The Center for the Study of the Southwest at Texas State University-San Marcos and The Witte Museum in San Antonio are currrently engaged in a joint project funded by a planning grant from the National Endowment for the Humanities that draws from the resources of the two institutions—Texas State's rare 1555 edition of Alvar Núñez Cabeza de Vaca's La Relación and the Witte's numerous artifacts from European and native cultures with whom Cabeza de Vaca was associated—to present an integrated public program at both sites. The purpose of this planning grant is to design a joint program that will piece together the still tantalizing and often puzzling parts of the story of Cabeza de Vaca (1490?-1557?), the first account of a European in the "New World" before it was irrevocably altered by more Europeans, by horses, and by introduced diseases. This program exemplifies the truly interdisciplinary nature of studying the past—bringing anthropology, history, and literature together—by focusing on one of the most compelling stories of survival and intercultural accommodation in North America, a story still fresh after almost 500 years.
The text of the Relación of Alvar Nuñez Cabeza de Vaca is his narrative of the ill-fated 1527 Narváez expedition. He describes the shipwreck of the expedition on the coast of Florida and his landing on an island near what is now the Texas coast. To supplement and perhaps, at times, to challenge this narrative, The Witte will present artifacts of the Indian population living during this time, small family bands of hunter-gatherers scattered throughout Southwest that have now disappeared. Combining remnants of this culture with the Cabeza de Vaca narrative will allow the University and the Museum to present an intriguing account of what it may have been like in the Southwest at the time of this extraordinary encounter. Archeologists, ethnographers, ethnobotanists, and environmental historians offer their sometimes divergent versions of the Southwest 500 years agoand Cabeza de Vaca's literary account offers magnificent detail and his own interpretation of Indian culture and flora and fauna of this area. The process of how we interpret what life could have been like, using all the interpretive tools possible—texts, artifacts, and archeological analysis—will be the original and provocative nature of this project.
A rare complete copy of the 1555 Relación is a central text in the Southwestern Writers Collection of the Alkek Library at Texas State. Probably the earliest text about exploration of the Americas, the Relación introduces themes to which later American history and texts return again and again: the meeting and, often, clashing of cultures; slavery; captivity; wonder and fear at the vastness of the American landscape. The narrative provides an opportunity to examine the assumptions and responses of an early European among native peoples of the Southwest, struggling (he claims) to be a good Spanish subject, to be a Christian, and simply to survive. Cabeza de Vaca's observations on native bands' cultural practices, child-rearing, eating, religious beliefs, and interactions with the landscape provide anthropologists, biologists, historians, political scientists, geologists, and literary scholars with a wealth of information and suggest his story¹s historical, anthropological, and literary significance.
However, different disciplines' analyses of the story's importance vary from one other; each finds value in different parts of the text, and different disciplines reach dissimilar, sometimes contradictory conclusions. When placed beside the numerous artifacts of European and native peoples at The Witte Museum, the narrative will help us look in a comprehensive way at the continuing puzzle of Cabeza de Vaca—the first example of distinct people learning to live together in the Southwest. A unified program about Cabeza de Vaca's encounter with native peoples will allow the public to step through windows into the past and help clarify—as much as possible—not only the details about an important historical figure's life and the time in which he lived but will also help us understand some of the basic aspects of the human condition—adapting to the unknown to survive and responding to another, radically different culture.

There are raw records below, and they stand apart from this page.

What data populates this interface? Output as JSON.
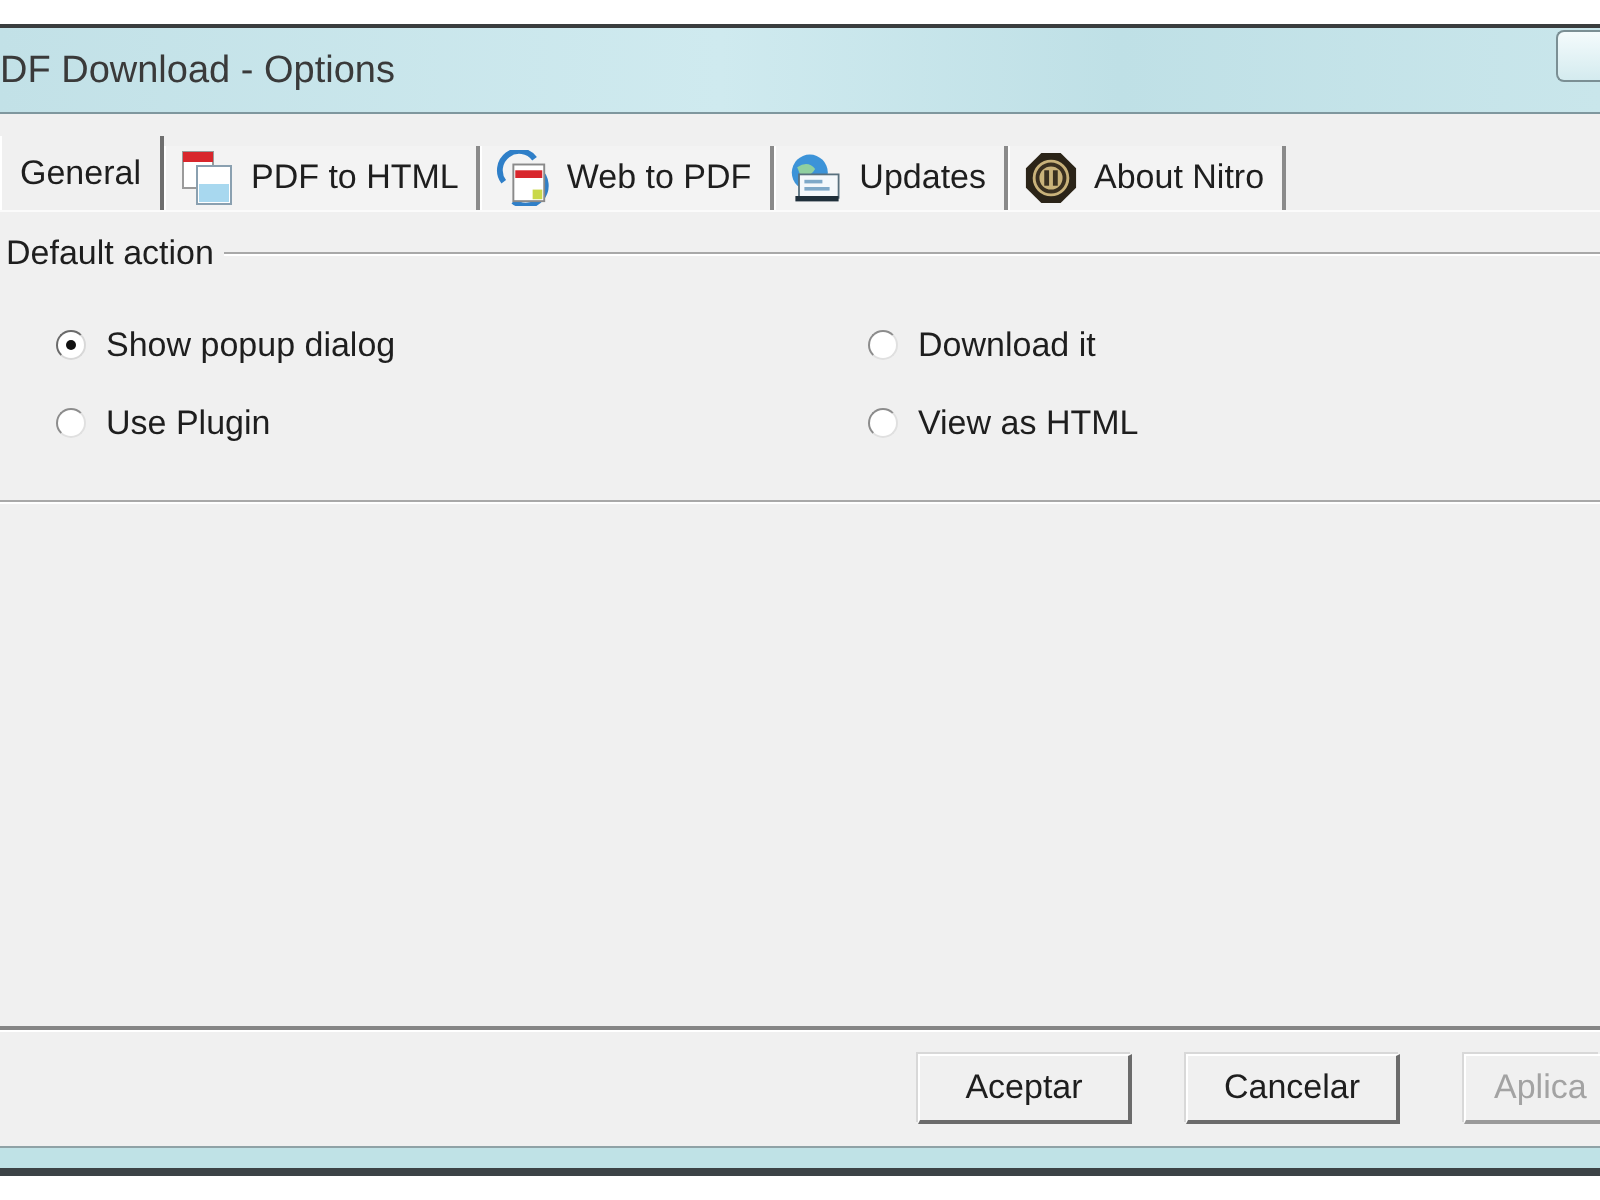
{
  "window": {
    "title": "DF Download - Options"
  },
  "tabs": [
    {
      "label": "General",
      "selected": true
    },
    {
      "label": "PDF to HTML",
      "selected": false
    },
    {
      "label": "Web to PDF",
      "selected": false
    },
    {
      "label": "Updates",
      "selected": false
    },
    {
      "label": "About Nitro",
      "selected": false
    }
  ],
  "group": {
    "label": "Default action",
    "options": [
      {
        "label": "Show popup dialog",
        "selected": true
      },
      {
        "label": "Download it",
        "selected": false
      },
      {
        "label": "Use Plugin",
        "selected": false
      },
      {
        "label": "View as HTML",
        "selected": false
      }
    ]
  },
  "buttons": [
    {
      "label": "Aceptar",
      "disabled": false
    },
    {
      "label": "Cancelar",
      "disabled": false
    },
    {
      "label": "Aplica",
      "disabled": true
    }
  ]
}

In essence, Cabeza de Vaca's story of intercultural accommodation is the foundation of the Southwest, which has a continuing history even today based on clash and cooperation of different cultures.

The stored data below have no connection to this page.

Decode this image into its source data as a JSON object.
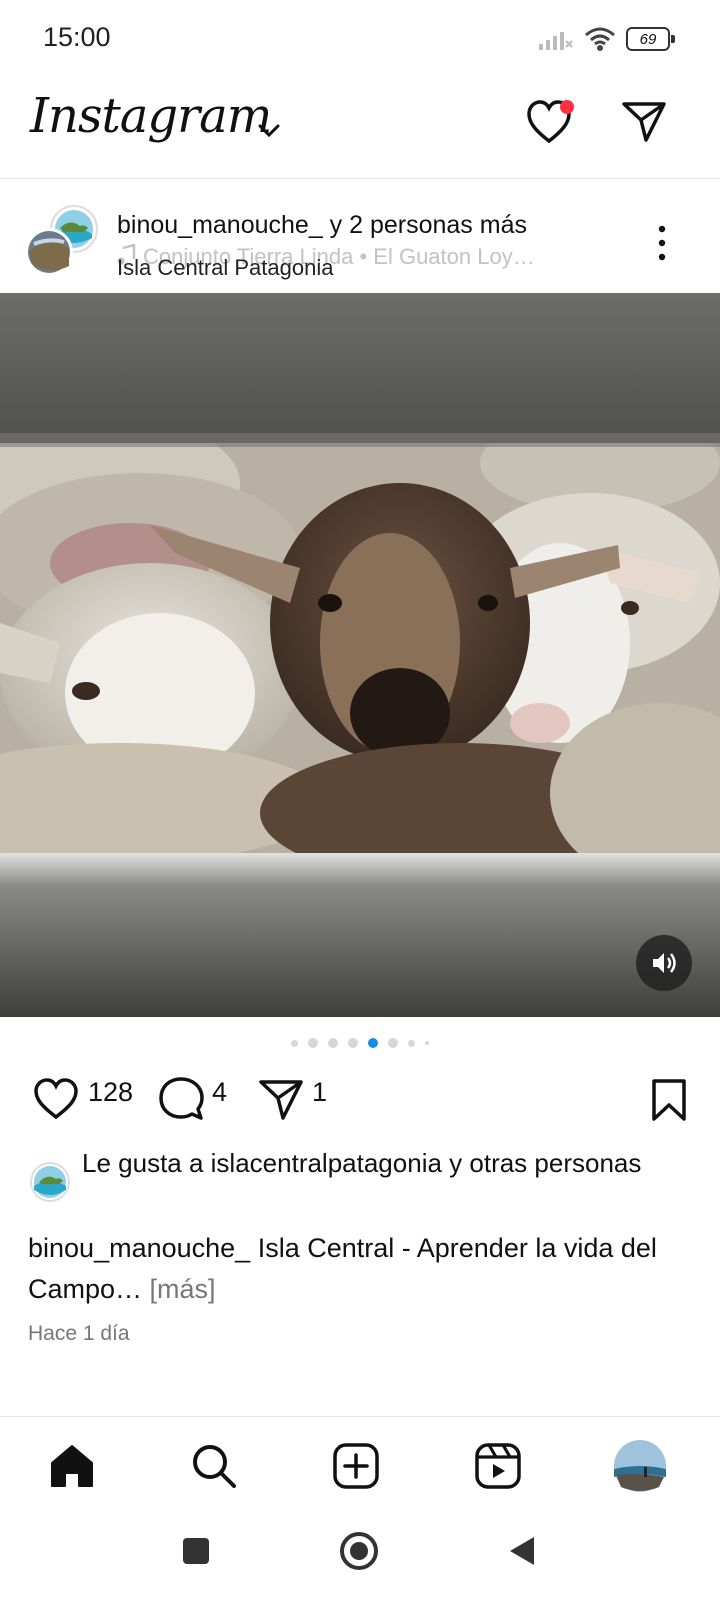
{
  "status_bar": {
    "time": "15:00",
    "battery": "69"
  },
  "header": {
    "logo": "Instagram"
  },
  "post": {
    "collab_line": "binou_manouche_ y 2 personas más",
    "music": "Conjunto Tierra Linda  •  El Guaton Loy…",
    "location": "Isla Central Patagonia",
    "carousel": {
      "total": 8,
      "active_index": 4
    },
    "likes": "128",
    "comments": "4",
    "shares": "1",
    "liked_by": {
      "prefix": "Le gusta a ",
      "user": "islacentralpatagonia",
      "suffix": " y otras personas"
    },
    "caption": {
      "user": "binou_manouche_",
      "text": " Isla Central - Aprender la vida del Campo…",
      "more": " [más]"
    },
    "time_ago": "Hace 1 día"
  },
  "colors": {
    "accent": "#1a8ce6",
    "notification": "#ff3040"
  }
}
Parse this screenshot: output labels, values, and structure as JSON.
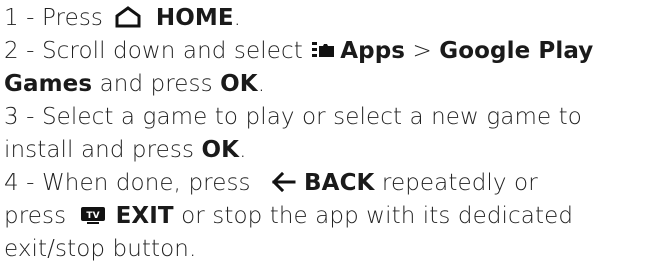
{
  "steps": [
    {
      "n": "1 -",
      "t1": "Press",
      "b1": "HOME",
      "t2": "."
    },
    {
      "n": "2 -",
      "t1": "Scroll down and select",
      "b1": "Apps",
      "t2": " > ",
      "b2": "Google Play",
      "b3": "Games",
      "t3": " and press ",
      "b4": "OK",
      "t4": "."
    },
    {
      "n": "3 -",
      "t1": "Select a game to play or select a new game to",
      "t2": "install and press ",
      "b1": "OK",
      "t3": "."
    },
    {
      "n": "4 -",
      "t1": "When done, press",
      "b1": "BACK",
      "t2": " repeatedly or",
      "t3": "press",
      "b2": "EXIT",
      "t4": " or stop the app with its dedicated",
      "t5": "exit/stop button."
    }
  ],
  "icons": {
    "home": "home-icon",
    "apps": "apps-icon",
    "back": "back-arrow-icon",
    "tv": "tv-icon"
  },
  "colors": {
    "text": "#222222",
    "icon": "#111111"
  }
}
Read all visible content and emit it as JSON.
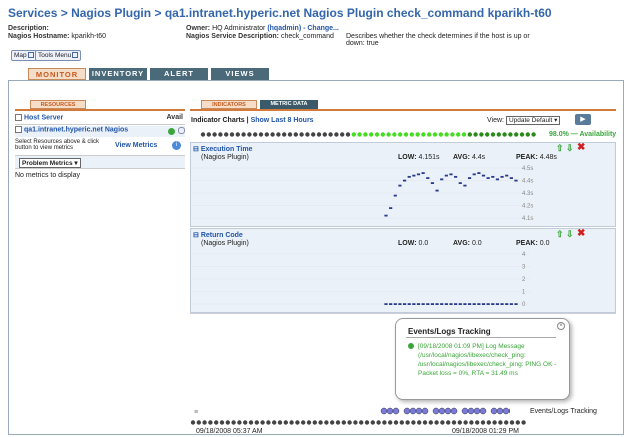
{
  "breadcrumb": {
    "services": "Services",
    "plugin": "Nagios Plugin",
    "title": "qa1.intranet.hyperic.net Nagios Plugin check_command kparikh-t60",
    "sep": ">"
  },
  "info": {
    "description_label": "Description:",
    "hostname_label": "Nagios Hostname:",
    "hostname_value": "kparikh-t60",
    "owner_label": "Owner:",
    "owner_value": "HQ Administrator",
    "owner_link": "(hqadmin) - Change...",
    "svc_desc_label": "Nagios Service Description:",
    "svc_desc_value": "check_command",
    "note": "Describes whether the check determines if the host is up or down: true"
  },
  "buttons": {
    "map": "Map",
    "tools_menu": "Tools Menu"
  },
  "tabs": [
    "MONITOR",
    "INVENTORY",
    "ALERT",
    "VIEWS"
  ],
  "left": {
    "resources_tab": "RESOURCES",
    "host_server_label": "Host Server",
    "avail_label": "Avail",
    "host_link": "qa1.intranet.hyperic.net Nagios",
    "select_note": "Select Resources above & click button to view metrics",
    "view_metrics": "View Metrics",
    "dropdown": "Problem Metrics",
    "no_metrics": "No metrics to display"
  },
  "right": {
    "indicators_tab": "INDICATORS",
    "metric_data_tab": "METRIC DATA",
    "indicator_charts": "Indicator Charts",
    "sep": "|",
    "show_last": "Show Last 8 Hours",
    "view_label": "View:",
    "view_select": "Update Default",
    "availability": "98.0% — Availability"
  },
  "chart_data": [
    {
      "type": "scatter",
      "title": "Execution Time",
      "subtitle": "(Nagios Plugin)",
      "low_label": "LOW:",
      "low": "4.151s",
      "avg_label": "AVG:",
      "avg": "4.4s",
      "peak_label": "PEAK:",
      "peak": "4.48s",
      "yticks": [
        "4.5s",
        "4.4s",
        "4.3s",
        "4.2s",
        "4.1s"
      ],
      "ylim": [
        4.1,
        4.5
      ],
      "values": [
        4.12,
        4.18,
        4.28,
        4.36,
        4.4,
        4.43,
        4.44,
        4.45,
        4.46,
        4.42,
        4.38,
        4.32,
        4.41,
        4.44,
        4.45,
        4.43,
        4.38,
        4.36,
        4.42,
        4.45,
        4.46,
        4.44,
        4.42,
        4.43,
        4.41,
        4.43,
        4.44,
        4.42,
        4.4
      ]
    },
    {
      "type": "scatter",
      "title": "Return Code",
      "subtitle": "(Nagios Plugin)",
      "low_label": "LOW:",
      "low": "0.0",
      "avg_label": "AVG:",
      "avg": "0.0",
      "peak_label": "PEAK:",
      "peak": "0.0",
      "yticks": [
        "4",
        "3",
        "2",
        "1",
        "0"
      ],
      "ylim": [
        0,
        4
      ],
      "values": [
        0,
        0,
        0,
        0,
        0,
        0,
        0,
        0,
        0,
        0,
        0,
        0,
        0,
        0,
        0,
        0,
        0,
        0,
        0,
        0,
        0,
        0,
        0,
        0,
        0,
        0,
        0,
        0,
        0
      ]
    }
  ],
  "events": {
    "title": "Events/Logs Tracking",
    "entry_time": "[09/18/2008 01:09 PM]",
    "entry_text": "Log Message (/usr/local/nagios/libexec/check_ping: /usr/local/nagios/libexec/check_ping: PING OK - Packet loss = 0%, RTA = 31.49 ms",
    "footer_label": "Events/Logs Tracking",
    "start_time": "09/18/2008 05:37 AM",
    "end_time": "09/18/2008 01:29 PM"
  },
  "colors": {
    "title_blue": "#3366aa",
    "accent_orange": "#d27a3c",
    "avail_green": "#33cc33",
    "dark_tab": "#4a6a7a"
  }
}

By combining the expertise of Texas State University-San Marcos and The Witte Museum, we are planning a provocative project that will bring artifacts from two important institutions less than an hour¹s drive from one another before the public. By focusing on a major historical figure and by using objects and texts left us by the cultures involved, we will cross disciplinary boundaries to extend understanding of Southwestern history, particularly the cultural accommodations that have defined and challenged the Southwest for over 500 years.